Thanks for your input WAS. It is indeed to be used as early human illustration, hence the (temporary) lone ranger. I guess you are referring to the rubble 'strata', and you may have a point. I don't actually know if the glaciers from the ice age would have dirt in these broken up layers. The ice would have come over thousands of years over thousands of kilometers from Scandinavia, growing by motion and snow. Debris from Scandinavia would have come with it (we still find the rocks in agricultural fields), but I'm not sure if this dirt would have been layered. So, good point, I will research more....

WAS

Quote from: Dune on May 08, 2018, 03:13:46 AM
Thanks for your input WAS. It is indeed to be used as early human illustration, hence the (temporary) lone ranger. I guess you are referring to the rubble 'strata', and you may have a point. I don't actually know if the glaciers from the ice age would have dirt in these broken up layers. The ice would have come over thousands of years over thousands of kilometers from Scandinavia, growing by motion and snow. Debris from Scandinavia would have come with it (we still find the rocks in agricultural fields), but I'm not sure if this dirt would have been layered. So, good point, I will research more....

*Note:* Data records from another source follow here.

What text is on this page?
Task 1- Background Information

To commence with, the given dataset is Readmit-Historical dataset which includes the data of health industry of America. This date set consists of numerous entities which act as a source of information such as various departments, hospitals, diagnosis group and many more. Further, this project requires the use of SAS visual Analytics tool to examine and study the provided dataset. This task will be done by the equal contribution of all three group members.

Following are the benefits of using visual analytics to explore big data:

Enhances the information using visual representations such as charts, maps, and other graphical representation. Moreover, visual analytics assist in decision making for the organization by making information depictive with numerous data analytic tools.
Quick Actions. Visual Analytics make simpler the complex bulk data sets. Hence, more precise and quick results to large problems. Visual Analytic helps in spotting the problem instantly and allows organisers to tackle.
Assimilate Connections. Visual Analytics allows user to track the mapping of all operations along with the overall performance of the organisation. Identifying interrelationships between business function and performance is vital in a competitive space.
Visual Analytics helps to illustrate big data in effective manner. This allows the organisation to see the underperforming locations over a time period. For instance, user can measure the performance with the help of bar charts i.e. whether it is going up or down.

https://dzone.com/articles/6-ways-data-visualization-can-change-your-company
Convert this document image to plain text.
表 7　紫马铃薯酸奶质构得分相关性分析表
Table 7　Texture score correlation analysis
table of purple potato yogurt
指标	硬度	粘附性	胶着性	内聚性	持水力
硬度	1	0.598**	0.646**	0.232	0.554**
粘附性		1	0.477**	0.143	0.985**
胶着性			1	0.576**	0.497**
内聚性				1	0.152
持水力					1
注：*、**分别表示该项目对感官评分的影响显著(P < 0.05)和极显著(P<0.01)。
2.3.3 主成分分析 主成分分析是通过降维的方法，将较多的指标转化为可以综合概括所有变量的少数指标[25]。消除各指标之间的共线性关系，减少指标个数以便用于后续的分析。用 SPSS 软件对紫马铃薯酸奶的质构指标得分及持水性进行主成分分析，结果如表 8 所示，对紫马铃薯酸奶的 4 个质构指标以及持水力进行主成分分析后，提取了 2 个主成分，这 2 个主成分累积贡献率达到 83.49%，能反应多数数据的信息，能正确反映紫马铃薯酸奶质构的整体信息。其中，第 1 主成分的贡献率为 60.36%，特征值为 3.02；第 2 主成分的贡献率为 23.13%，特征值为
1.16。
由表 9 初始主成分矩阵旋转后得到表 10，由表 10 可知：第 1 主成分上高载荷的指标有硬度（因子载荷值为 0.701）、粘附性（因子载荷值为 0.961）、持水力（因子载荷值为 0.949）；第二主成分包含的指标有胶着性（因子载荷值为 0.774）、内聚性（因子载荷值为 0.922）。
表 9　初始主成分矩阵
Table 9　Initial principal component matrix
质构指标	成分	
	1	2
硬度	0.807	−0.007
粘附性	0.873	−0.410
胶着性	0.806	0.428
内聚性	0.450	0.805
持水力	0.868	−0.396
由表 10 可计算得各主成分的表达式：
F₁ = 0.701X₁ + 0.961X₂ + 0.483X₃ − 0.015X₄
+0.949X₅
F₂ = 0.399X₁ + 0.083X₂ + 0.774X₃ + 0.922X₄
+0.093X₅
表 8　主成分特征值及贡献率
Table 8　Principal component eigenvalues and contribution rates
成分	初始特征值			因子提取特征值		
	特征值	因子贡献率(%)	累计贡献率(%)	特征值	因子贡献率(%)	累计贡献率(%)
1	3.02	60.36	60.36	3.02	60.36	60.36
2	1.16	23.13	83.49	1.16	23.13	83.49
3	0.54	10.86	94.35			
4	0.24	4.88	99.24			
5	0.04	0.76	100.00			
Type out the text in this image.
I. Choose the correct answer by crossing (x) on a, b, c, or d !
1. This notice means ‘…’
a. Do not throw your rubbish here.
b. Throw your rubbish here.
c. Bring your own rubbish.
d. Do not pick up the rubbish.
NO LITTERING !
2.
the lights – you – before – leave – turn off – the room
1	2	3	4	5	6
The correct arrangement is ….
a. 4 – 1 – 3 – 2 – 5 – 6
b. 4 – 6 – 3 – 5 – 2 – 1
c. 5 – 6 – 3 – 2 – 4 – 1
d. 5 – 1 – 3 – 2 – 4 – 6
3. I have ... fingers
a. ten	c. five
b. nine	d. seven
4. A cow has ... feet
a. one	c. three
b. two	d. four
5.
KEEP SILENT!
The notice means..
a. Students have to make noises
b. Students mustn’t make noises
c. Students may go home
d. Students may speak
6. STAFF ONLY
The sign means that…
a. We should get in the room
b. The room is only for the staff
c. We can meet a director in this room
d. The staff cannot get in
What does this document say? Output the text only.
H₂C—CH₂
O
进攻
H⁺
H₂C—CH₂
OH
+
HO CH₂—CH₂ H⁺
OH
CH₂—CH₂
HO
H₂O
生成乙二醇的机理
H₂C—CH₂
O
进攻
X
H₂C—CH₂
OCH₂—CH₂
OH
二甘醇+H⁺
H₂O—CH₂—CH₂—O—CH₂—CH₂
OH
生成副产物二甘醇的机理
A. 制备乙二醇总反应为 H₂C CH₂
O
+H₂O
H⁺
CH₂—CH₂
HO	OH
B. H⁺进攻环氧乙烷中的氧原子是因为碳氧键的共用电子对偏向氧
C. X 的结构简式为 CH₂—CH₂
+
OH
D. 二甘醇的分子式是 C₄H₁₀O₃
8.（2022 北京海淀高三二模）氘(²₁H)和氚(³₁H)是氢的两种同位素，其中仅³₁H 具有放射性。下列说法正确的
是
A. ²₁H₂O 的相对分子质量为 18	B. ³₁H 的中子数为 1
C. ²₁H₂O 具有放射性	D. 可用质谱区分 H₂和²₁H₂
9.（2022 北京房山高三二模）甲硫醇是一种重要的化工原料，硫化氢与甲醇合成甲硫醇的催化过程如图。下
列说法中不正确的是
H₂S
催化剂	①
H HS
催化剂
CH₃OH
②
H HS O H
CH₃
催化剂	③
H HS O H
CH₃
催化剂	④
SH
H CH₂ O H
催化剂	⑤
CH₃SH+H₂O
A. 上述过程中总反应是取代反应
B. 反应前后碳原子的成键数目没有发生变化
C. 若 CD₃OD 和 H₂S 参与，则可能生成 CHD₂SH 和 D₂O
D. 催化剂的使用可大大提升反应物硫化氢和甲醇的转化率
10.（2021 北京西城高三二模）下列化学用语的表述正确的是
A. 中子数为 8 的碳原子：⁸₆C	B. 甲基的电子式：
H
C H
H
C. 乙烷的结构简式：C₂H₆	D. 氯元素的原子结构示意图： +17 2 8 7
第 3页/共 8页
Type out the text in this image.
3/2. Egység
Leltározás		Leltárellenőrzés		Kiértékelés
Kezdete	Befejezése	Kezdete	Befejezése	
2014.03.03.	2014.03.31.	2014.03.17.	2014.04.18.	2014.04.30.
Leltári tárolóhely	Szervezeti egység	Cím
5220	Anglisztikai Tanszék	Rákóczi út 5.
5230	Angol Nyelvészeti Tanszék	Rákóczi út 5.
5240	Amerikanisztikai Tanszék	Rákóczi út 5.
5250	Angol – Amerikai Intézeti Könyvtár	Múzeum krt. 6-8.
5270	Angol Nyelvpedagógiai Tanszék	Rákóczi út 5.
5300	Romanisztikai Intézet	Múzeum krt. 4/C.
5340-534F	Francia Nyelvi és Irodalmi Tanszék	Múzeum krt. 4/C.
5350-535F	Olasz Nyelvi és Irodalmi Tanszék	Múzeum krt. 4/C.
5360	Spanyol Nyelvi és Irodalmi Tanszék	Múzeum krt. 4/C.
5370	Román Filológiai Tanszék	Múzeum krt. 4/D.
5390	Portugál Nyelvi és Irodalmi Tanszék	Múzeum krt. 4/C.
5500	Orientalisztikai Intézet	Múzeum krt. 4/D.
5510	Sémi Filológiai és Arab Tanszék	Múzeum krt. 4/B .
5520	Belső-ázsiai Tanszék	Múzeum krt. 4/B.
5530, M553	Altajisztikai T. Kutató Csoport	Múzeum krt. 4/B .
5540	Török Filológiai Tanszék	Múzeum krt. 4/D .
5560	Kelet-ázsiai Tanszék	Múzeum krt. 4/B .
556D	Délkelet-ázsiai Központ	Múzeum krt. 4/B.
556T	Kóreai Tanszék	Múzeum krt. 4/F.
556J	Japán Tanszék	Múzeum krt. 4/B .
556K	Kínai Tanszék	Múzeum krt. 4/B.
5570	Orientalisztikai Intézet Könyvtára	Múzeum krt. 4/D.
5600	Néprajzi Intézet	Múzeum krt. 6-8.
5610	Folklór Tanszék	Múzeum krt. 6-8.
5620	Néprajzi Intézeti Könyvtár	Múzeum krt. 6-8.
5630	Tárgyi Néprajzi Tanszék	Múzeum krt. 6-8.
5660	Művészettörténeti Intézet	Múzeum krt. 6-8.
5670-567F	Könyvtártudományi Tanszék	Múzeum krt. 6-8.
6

I think it is highly possible "layers" of debris would be possibly lifted into fractures that open, and basically "scoop" up the floor as the glacier moves. I live in WA, Puget Sound, which was formed via Glacier, there are huge boulders and rocks littered everywhere, there's a place (that I can't remember the name of) that has a boulder with a plaque about it being from igneous rock the Kluane region in Canada... near Alaska, about 1,000 miles away. However, these boulders are predominately moved by rolling below the glaciers, literally pushed by the glaciers. This is also how we get large fractured (or in pieces) boulders that never fell. They broke from being lodged while having tremendous forces behind them.

I like to search a lot about things I'm designing, and I've been starting to plan for a glacier, and have done studies on it in school. Mostly mandatory.